1. Security Guide
  2. Reverse Proxy Servers

Reverse Proxy Servers

A reverse proxy server acts as an intermediary to prevent direct connections from clients to Web servers. A reverse proxy server shields internal IP addresses from users by rewriting the IP addresses of the Web servers so that the Web server IP addresses are not revealed to the user. Additionally, the reverse proxy server can cache data closer to end users, thereby improving performance. Reverse proxy servers provide an additional layer of security by helping protect the Web server from direct external attacks, but do not directly help secure the Web application.

A reverse proxy server is always required in the DMZ for all implementations with and without SSO. To handle traffic between the external Siebel Web clients and the Web server/authentication plug-in, always install a reverse proxy server in the demilitarized zone (see the image in Network Zones and Firewalls). All application interfaces and other Siebel enterprise components are secured in the secure intranet zone.

If you deploy applications that use Siebel Open UI with a reverse proxy server or a Web server load balancer, then note the following considerations:

  • Siebel CRM supports rewriting the host name and IP addresses of the Web servers.
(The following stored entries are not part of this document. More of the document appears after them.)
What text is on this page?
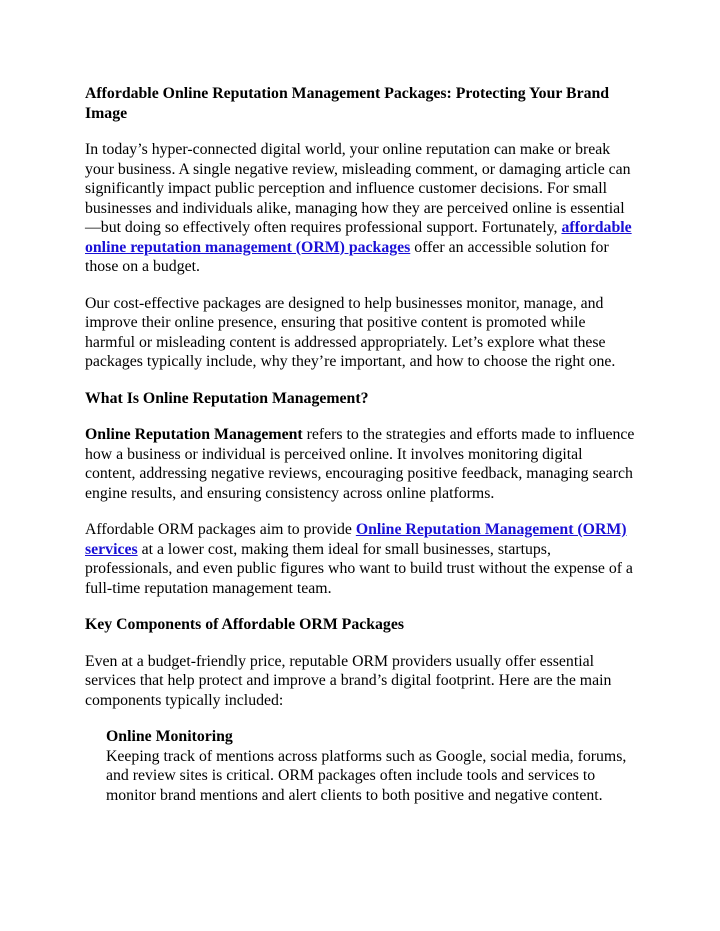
Affordable Online Reputation Management Packages: Protecting Your Brand Image

In today’s hyper-connected digital world, your online reputation can make or break your business. A single negative review, misleading comment, or damaging article can significantly impact public perception and influence customer decisions. For small businesses and individuals alike, managing how they are perceived online is essential—but doing so effectively often requires professional support. Fortunately, affordable online reputation management (ORM) packages offer an accessible solution for those on a budget.

Our cost-effective packages are designed to help businesses monitor, manage, and improve their online presence, ensuring that positive content is promoted while harmful or misleading content is addressed appropriately. Let’s explore what these packages typically include, why they’re important, and how to choose the right one.

What Is Online Reputation Management?

Online Reputation Management refers to the strategies and efforts made to influence how a business or individual is perceived online. It involves monitoring digital content, addressing negative reviews, encouraging positive feedback, managing search engine results, and ensuring consistency across online platforms.

Affordable ORM packages aim to provide Online Reputation Management (ORM) services at a lower cost, making them ideal for small businesses, startups, professionals, and even public figures who want to build trust without the expense of a full-time reputation management team.

Key Components of Affordable ORM Packages

Even at a budget-friendly price, reputable ORM providers usually offer essential services that help protect and improve a brand’s digital footprint. Here are the main components typically included:

Online Monitoring
Keeping track of mentions across platforms such as Google, social media, forums, and review sites is critical. ORM packages often include tools and services to monitor brand mentions and alert clients to both positive and negative content.
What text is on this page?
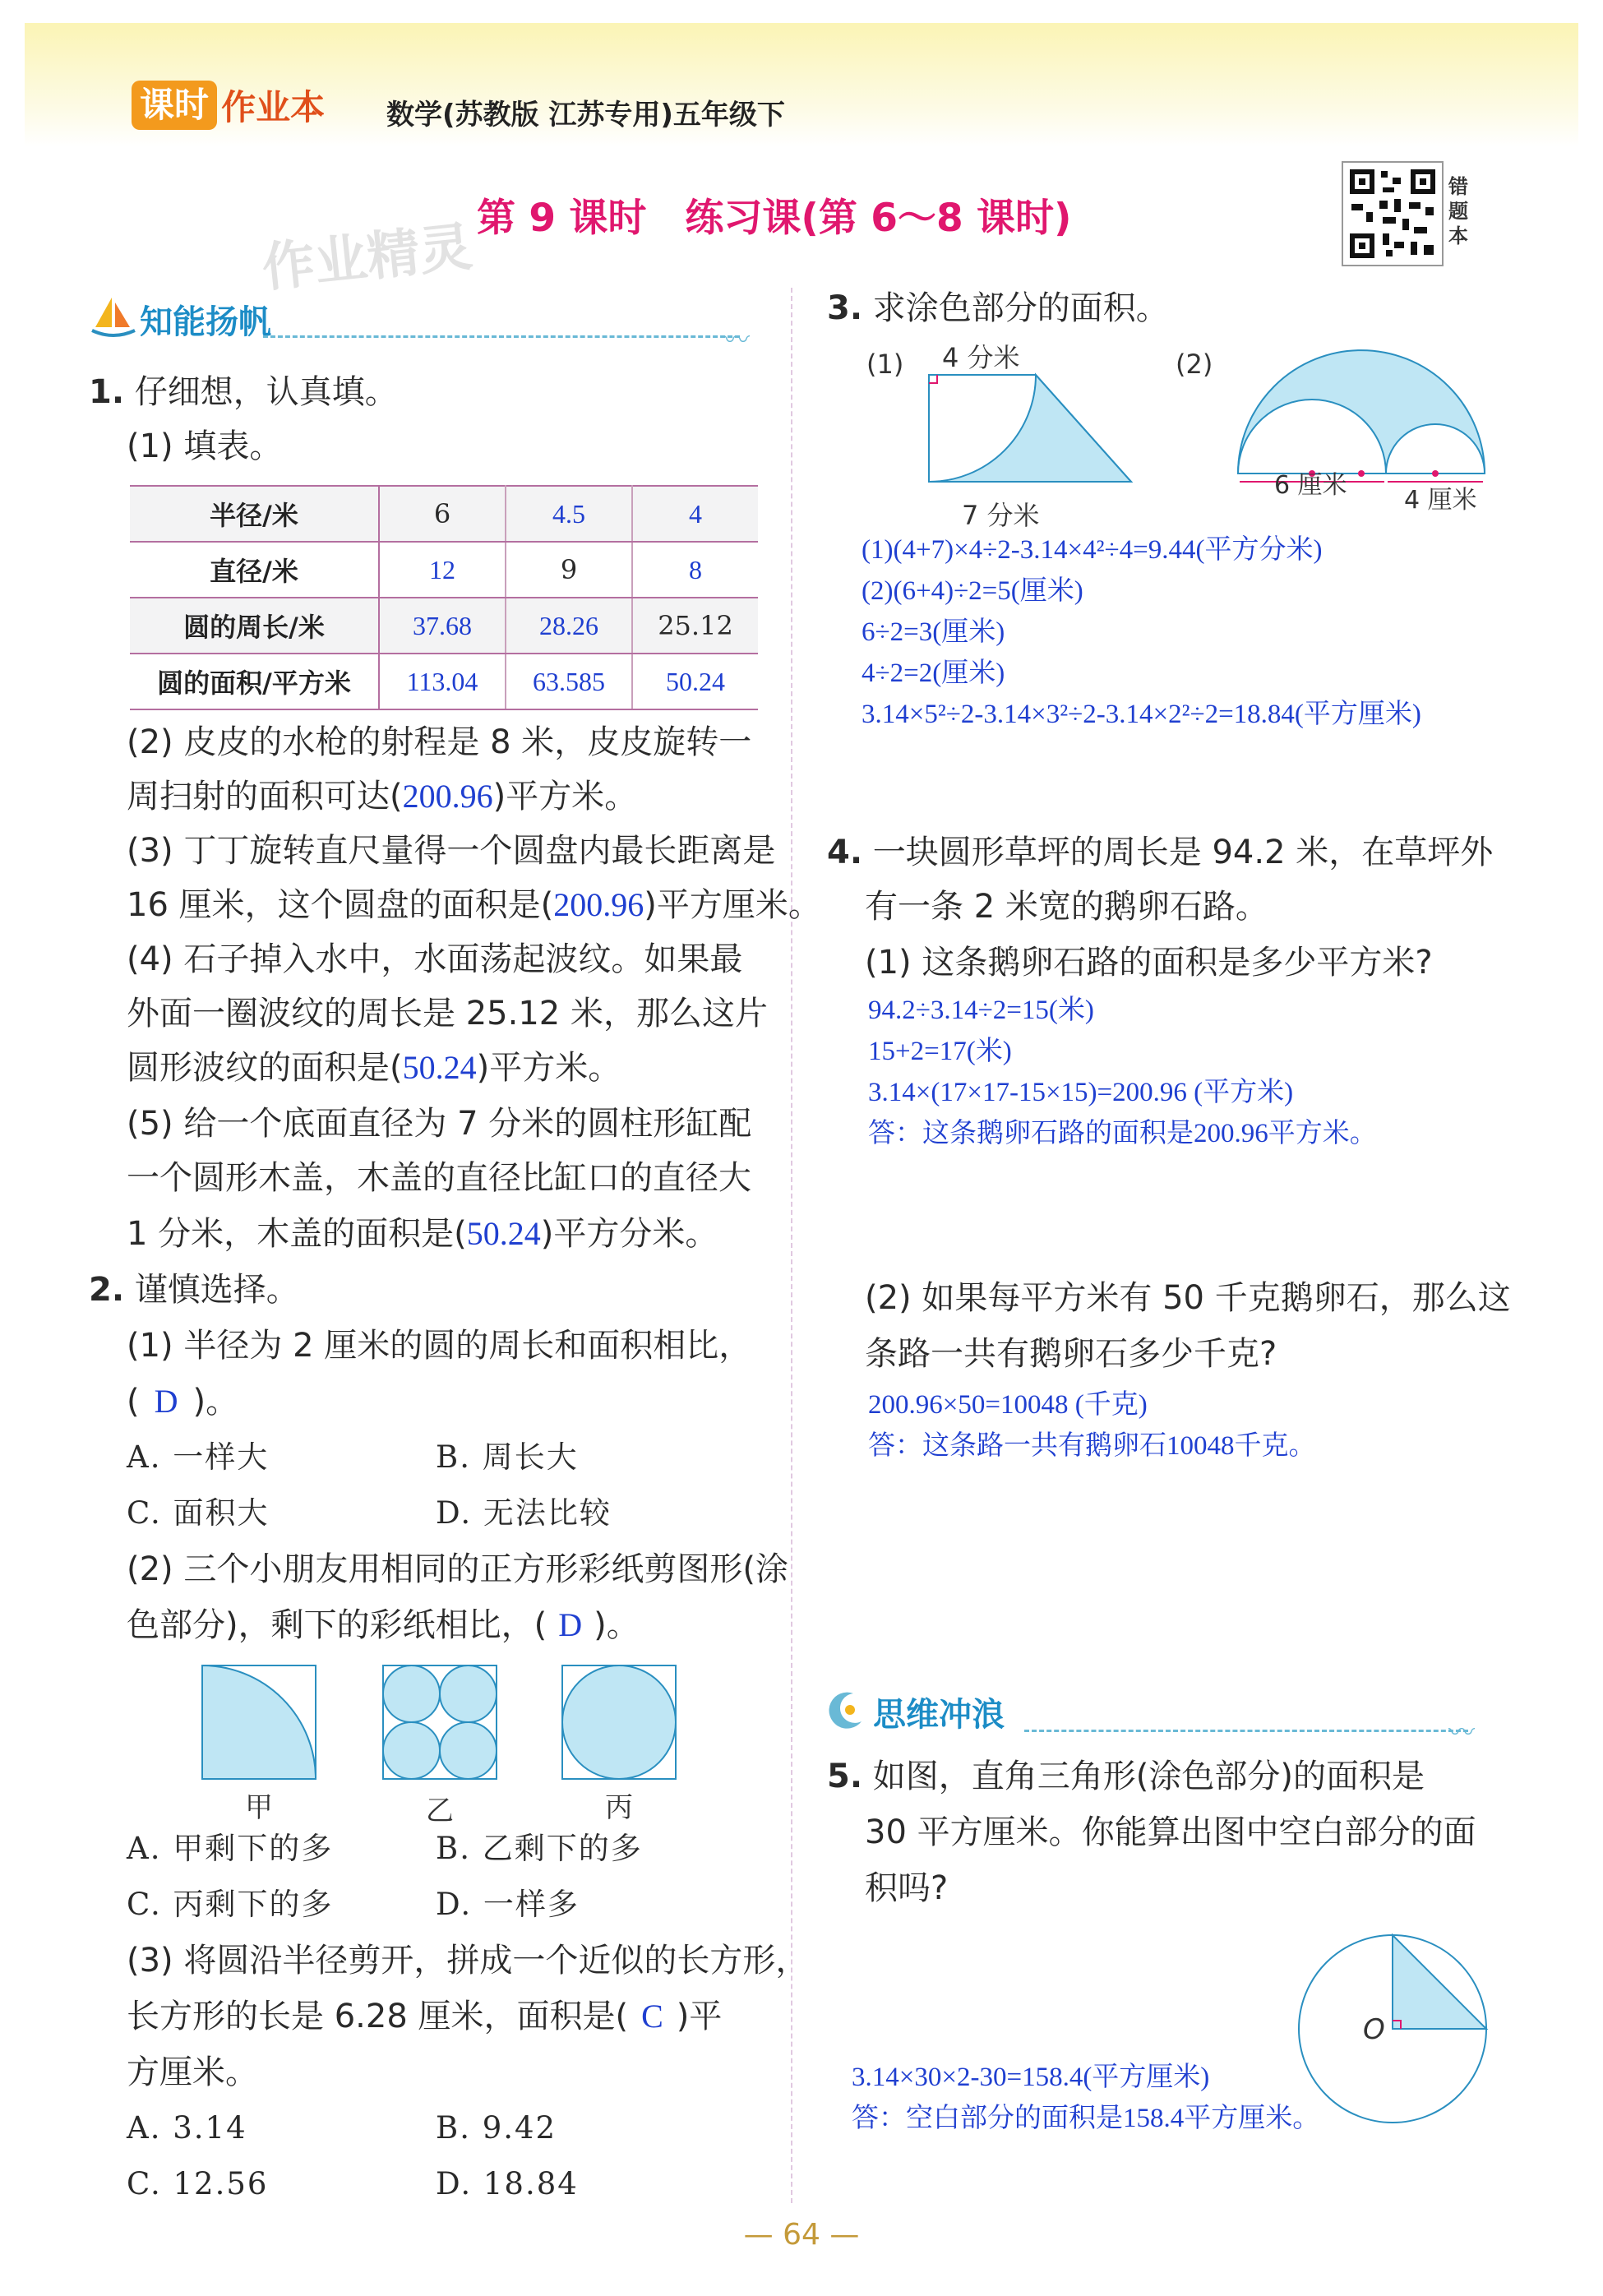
课时 作业本 数学(苏教版 江苏专用)五年级下
第 9 课时　练习课(第 6～8 课时)
作业精灵
错题本
知能扬帆	〰
1. 仔细想，认真填。
(1) 填表。
半径/米	6	4.5	4
直径/米	12	9	8
圆的周长/米	37.68	28.26	25.12
圆的面积/平方米	113.04	63.585	50.24
(2) 皮皮的水枪的射程是 8 米，皮皮旋转一
周扫射的面积可达(200.96)平方米。
(3) 丁丁旋转直尺量得一个圆盘内最长距离是
16 厘米，这个圆盘的面积是(200.96)平方厘米。
(4) 石子掉入水中，水面荡起波纹。如果最
外面一圈波纹的周长是 25.12 米，那么这片
圆形波纹的面积是(50.24)平方米。
(5) 给一个底面直径为 7 分米的圆柱形缸配
一个圆形木盖，木盖的直径比缸口的直径大
1 分米，木盖的面积是(50.24)平方分米。
2. 谨慎选择。
(1) 半径为 2 厘米的圆的周长和面积相比，
( D )。
A. 一样大	B. 周长大
C. 面积大	D. 无法比较
(2) 三个小朋友用相同的正方形彩纸剪图形(涂
色部分)，剩下的彩纸相比，( D )。
甲	乙	丙
A. 甲剩下的多	B. 乙剩下的多
C. 丙剩下的多	D. 一样多
(3) 将圆沿半径剪开，拼成一个近似的长方形，
长方形的长是 6.28 厘米，面积是( C )平
方厘米。
A. 3.14	B. 9.42
C. 12.56	D. 18.84
3. 求涂色部分的面积。
(1) 4 分米
7 分米
(2)
6 厘米
4 厘米
(1)(4+7)×4÷2-3.14×4²÷4=9.44(平方分米)
(2)(6+4)÷2=5(厘米)
6÷2=3(厘米)
4÷2=2(厘米)
3.14×5²÷2-3.14×3²÷2-3.14×2²÷2=18.84(平方厘米)
4. 一块圆形草坪的周长是 94.2 米，在草坪外
有一条 2 米宽的鹅卵石路。
(1) 这条鹅卵石路的面积是多少平方米?
94.2÷3.14÷2=15(米)
15+2=17(米)
3.14×(17×17-15×15)=200.96 (平方米)
答：这条鹅卵石路的面积是200.96平方米。
(2) 如果每平方米有 50 千克鹅卵石，那么这
条路一共有鹅卵石多少千克?
200.96×50=10048 (千克)
答：这条路一共有鹅卵石10048千克。
思维冲浪	〰
5. 如图，直角三角形(涂色部分)的面积是
30 平方厘米。你能算出图中空白部分的面
积吗?
O
3.14×30×2-30=158.4(平方厘米)
答：空白部分的面积是158.4平方厘米。
— 64 —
    For example, you can rewrite the following URL: http://ServerInternal/siebel/app/callcenter/enu

    To the following: http://ServerExternal/siebel/app/callcenter/enu

  • The reverse proxy server and the application interface may not run on the same port. Port and protocol switching is supported between reverse proxy and the application interface, and requires that you configure URL rewrite. URL rewrite is at the reverse proxy level and is vendor specific.

  • As of Siebel CRM 20.5 Update, configuring reverse proxy is a mandatory post installation task - see Procedure to Configure Reverse Proxy.

  • Protocol switching from HTTPS to HTTP is supported if you have enabled the TLS acceleration feature for communications between Siebel Web clients and the Siebel Application Interface.

    Note: If the TLS acceleration feature is enabled, then you can deploy TLS between Siebel Web Clients and the reverse proxy server. However, you do not have to deploy TLS between the reverse proxy server and the application interface. You can use the HTTP protocol for communications between the reverse proxy server and the application interface.
Note: For Siebel CRM 17.0 and later, a reverse proxy server is required in the DMZ to expose the Siebel app on the Internet or intranet. Setting up reverse proxy is usually documented as part of the Web server choice a customer makes for the platform and Web server product being used. Reverse proxies are typically lightweight and have minimal impact on the overall performance of a deployment. To determine the exact impact of using a reverse proxy, it is recommended that you contact the vendor of your chosen reverse proxy solution.

About Load Balancer Persistence if Using Reverse Proxy

The following are recommendations about (enabling) load balancer persistence when using a reverse proxy:

  • Load balancer in front of Siebel Application Interface. Load balancer persistence is required for UI applications when the load balancer in front of the application interface. You can use the same configuration for the Siebel Migration Application and test automation. Load balancer persistence is not required for REST.

  • Load balancer in front of the reverse proxy (with or without SSO). Load balancer persistence is optional when the load balancer is in front of the reverse proxy. There is no functional requirement mandating load balancer persistence at this level. Siebel functionality is independent of load balancer persistence.